Focus: Do you know what your kids are up to?

Last Friday night in several nightclubs around Kigali  ran into many school children. The minors were ordered to go back home. It was very late in the night and their parents might well have been a deep sleep. Did the kids use back door to escape or did they get consent from their parents to stay long hours in nightclubs? Some were reportedly found doing things that would make their parents collapse if they ever get wind of it. The kids returned home July 11 for the holidays.

Saturday, July 19, 2008
Making the most of the holidays. (File photo).

Last Friday night in several nightclubs around Kigali  ran into many school children. The minors were ordered to go back home.

It was very late in the night and their parents might well have been a deep sleep. Did the kids use back door to escape or did they get consent from their parents to stay long hours in nightclubs?

Some were reportedly found doing things that would make their parents collapse if they ever get wind of it. The kids returned home July 11 for the holidays.

There is something different in the air. It has become something common that each time students are back for holidays, they become stress factor. Many students hate going back home for holidays because they feel that there is no independence at home.

"I can’t imagine telling my parents where I am going and what time I will be back,” says Uwimana Fred, a senior three student.
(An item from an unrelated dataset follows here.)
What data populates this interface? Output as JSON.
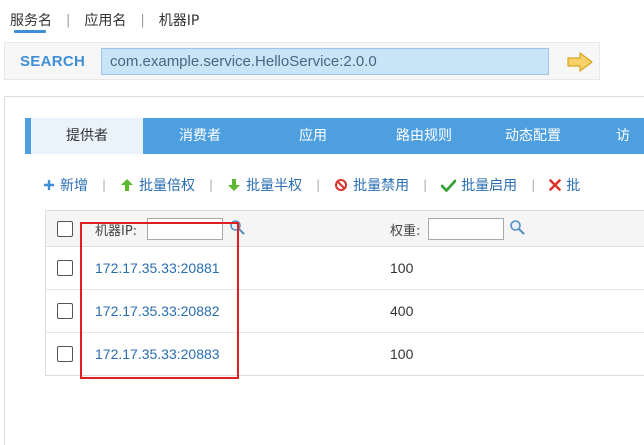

Many parents get unnecessary ulcers each time they think that their kids are about to come back for the holidays.

"We curse it but they are our children we have no way out,” a parent of three children, who declines to be named, said on Wednesday.

Frank Tumussime, a secondary school teacher, says students must respect their parents. He says parents and students must get together and talk about the dangers loitering out late in the night.

"Men can rape your daughter. Parents must be serious,” Tumussime cautioned. When the children are back home, they have a hard time adjusting to being under their parents’ watch.

"Parents just bark at us and some of them are the kind that keep nagging,” another senior five female student who also spoke on condition of anonymity said when asked why kids hate staying in their homes.

To some students, holidays mean no more home work and getting away from stress. But for many parents there is a sigh of relief when the kids go back to schools.

Businesses boom

But students don’t bring only misery. There is always the economic side that comes along with their influx. Those who conduct various business around Kigali relish the days when children descend upon the city.

Chantal Uwamahoro deals in second hand jeans in Nyabugogo Market. She says that it is only when the kids are back that she sells a lot.

"I make a lot of money. The kids have a lot of money though I don’t know where they get it from,” Uwamahoro said.

Agnes Umurerwa sells second hand shoes from neighboring Uganda. She reveals that during holiday, she sells about 25 pairs of shoes and most of her customers are schoolgirls.

"When they come back, we thank God because it is now time to make a profit. Unlike the grownups, the young don’t haggle a lot,” Umurerwa says.